Mario Schifano a New York

La mostra al Magazzino Italian Art

Il 23 marzo Magazzino italian art, il museo e centro di ricerca per la promozione dell’arte italiana del Secondo dopoguerra di Cold Spring, New York, inaugura Germi- nal, la mostra dedicata allo studio comprensivo dei primi dieci anni di lavoro, dal 1960 al 1970, di Mario Schifano (1934-1998).

Capita sempre più spesso di vedere esposizioni in cui l’arte viene trattata come oggetto rappresentato solo dalle sue caratteristiche formali, o al meglio come un evento o un’esperienza catartica, per giustificare evidenti distanze dalla realtà. L’opera è diventata un “luogo”, uno spazio che afferma una volontà di presenza e di attività dell’artista, una velleità utopica o fantastica, che non può però essere ridotta solo all’aspetto esteriore, all’oggetto.
La percezione critica cambia a seconda delle diverse esperienze, non è un paradigma che precede l’opera e non deve sovrastarla con la supponenza di un preteso metodo.

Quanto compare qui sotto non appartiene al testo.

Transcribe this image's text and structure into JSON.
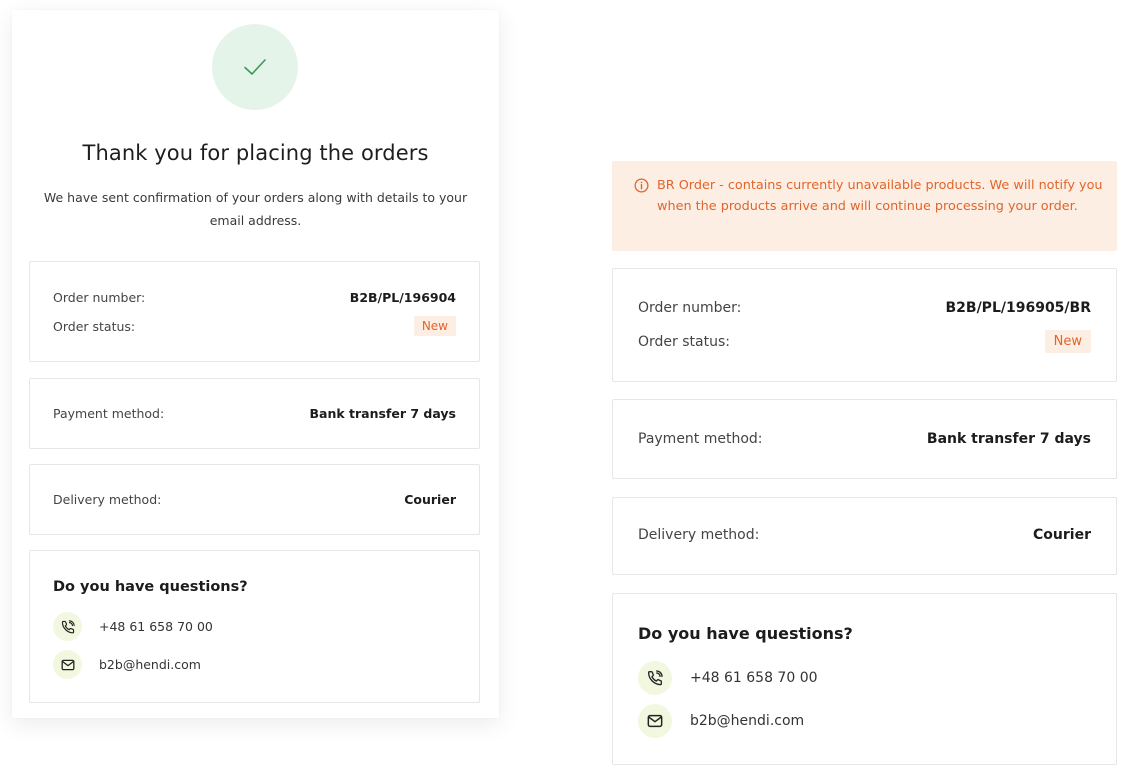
{
  "colors": {
    "accent_orange": "#e0652c",
    "badge_bg": "#fdeee3",
    "success_circle_bg": "#e5f4e9",
    "success_check": "#3a9a5c",
    "contact_icon_bg": "#f2f7e0"
  },
  "left": {
    "success_icon": "check-icon",
    "title": "Thank you for placing the orders",
    "subtitle": "We have sent confirmation of your orders along with details to your email address.",
    "order": {
      "number_label": "Order number:",
      "number_value": "B2B/PL/196904",
      "status_label": "Order status:",
      "status_value": "New"
    },
    "payment": {
      "label": "Payment method:",
      "value": "Bank transfer 7 days"
    },
    "delivery": {
      "label": "Delivery method:",
      "value": "Courier"
    },
    "questions": {
      "title": "Do you have questions?",
      "phone": "+48 61 658 70 00",
      "phone_icon": "phone-icon",
      "email": "b2b@hendi.com",
      "email_icon": "mail-icon"
    }
  },
  "right": {
    "alert": {
      "icon": "info-icon",
      "text": "BR Order - contains currently unavailable products. We will notify you when the products arrive and will continue processing your order."
    },
    "order": {
      "number_label": "Order number:",
      "number_value": "B2B/PL/196905/BR",
      "status_label": "Order status:",
      "status_value": "New"
    },
    "payment": {
      "label": "Payment method:",
      "value": "Bank transfer 7 days"
    },
    "delivery": {
      "label": "Delivery method:",
      "value": "Courier"
    },
    "questions": {
      "title": "Do you have questions?",
      "phone": "+48 61 658 70 00",
      "phone_icon": "phone-icon",
      "email": "b2b@hendi.com",
      "email_icon": "mail-icon"
    }
  }
}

Le opinioni critiche, gli espedienti letterari e gli argomenti culturali correnti, spesso non solo non incrociano in maniera teorica le opere, ma neppure le tengono presenti nella loro fisicità. L’opera d’arte diventa tale solo quando viene notata dalla critica e in ultima istanza quando viene assunta dal mercato, altrimenti rimane solo un’espressione biografica. L’esercizio di ricerca allestito a Magazzino cerca di sollecitare la lettura del lavoro di Mario Schifano fornendo strumenti d’interpretazione, mettendo in rilievo i meccanismi interni alle opere, determinando correlazioni e incongruenze, esaminando la presenza o l’assenza di materiali e immagini e la loro composizione nello spazio. L’invito rivolto ai visitatori è quello di fidarsi più della propria prospettiva di osservatori e fare miglior uso della propria percezione che di ricette critiche precostituite, proprio perché porsi di fronte a un’opera è l’atto più immediato d’avvicinamento all’arte.

 

RAGIONI E CONTESTO.

Il lavoro e la vita di Schifano permettono di abbozzare un discorso ad ampio raggio su ragioni e contesto dell’azione artistica. La sua vicenda biografica è nota: nato nel 1934 nella Libia italiana, dove suo padre era archeologo nell’antica città fenicia di Leptis Magna, rinominata Homs proprio quell’anno dal fascismo. Rientra a Roma a 9 anni, nel 1943, in seguito del crollo del regime. Comincia a dipingere per evadere da una regolarità che non gli interessa. Schifano è stato pittore, ma anche musicista, fotografo, regista, scenografo, amico di letterati e personalità del “jet-set” internazionale. Dipingere serve per pensare, per mettere ordine, per rimettere insieme i propri pezzi. L’educazione «ci squarta», come diceva Giorgio Manganelli, «ci somministra il divorzio dell’anima dal corpo, della ragione dal cuore». I primi lavori di Schifano sono monocromi, in netta opposizione alla moda imperante che ipotizzava lo sviluppo della cultura artistica in un “ritorno alla pittura”, “al dipingere”, nel senso di una pittura accademica, artigianale, da cavalletto o al massimo come pittura narrativa, un nuovo tipo di realismo. La scelta iniziale di Schifano è opposta e radicale. Niente oggetto, niente narrazione, solo il titolo per evocare. Il resto è pittura. Questa impossibilità di significazione sta nel rifiuto di ogni legame, nell’annullamento del piano di racconto così da mettere in atto una diversa presenza della pittura, empirica, leggera, sdrammatizzata e funzionale al ritrovamento del proprio grado zero.

 

NON LUOGO.

L’abusato paragone con Andy Warhol, cui Schifano assomiglia per la sua prolificità più che per reali analogie, e l’idea di una subordinazione nei confronti dell’arte americana, hanno viziato l’analisi del suo lavoro in un contesto internazionale. Warhol usa colori pieni, in linea con la tradizione industriale, compone opere grafiche che hanno poco a che vedere con la pittura gocciolante di Schifano. I suoi monocromi sono dipinti irregolarmente. Il colore non è stampato e
si vedono le pennellate, le imperfezioni. Anche i temi appartengono a una cultura diversa: Schifano chiama Propaganda le immagini dei marchi industriali. I temi sono quelli della cultura pop di casa nostra: futuristi, paesaggi anemici, segnali. Eppoi, i titoli: Particolare di Propaganda (1962), Koka-Kola (1962, un monocromo rosso senza figurazione), Futurismo rivisitato a colori (1965), Paesaggio anemico I (1964), Grande oggetto paesaggio (1965), Compagni compagni (1968). La sua arte è in qualche modo contro la storia: esiste un’arte della Storia, ma Schifano non ne fa parte. Lui fa la sua storia. La grande arte è soprattutto un «non luogo», afferma Manganelli, «non possiamo essere “qui” solo accettando le regole linguistiche che lo inventano. L’azione del pittore non ha testimoni e non si può testimoniare. Si rivela, si presenta e si rappresenta con la sua sola esistenza». La lezione di Schifano è la prova più evidente che noi non siamo quel che appariamo, ma siamo fatti di ciò che non si vede. Siamo ciò che desideriamo. E i desideri di Mario Schifano sono stati infiniti.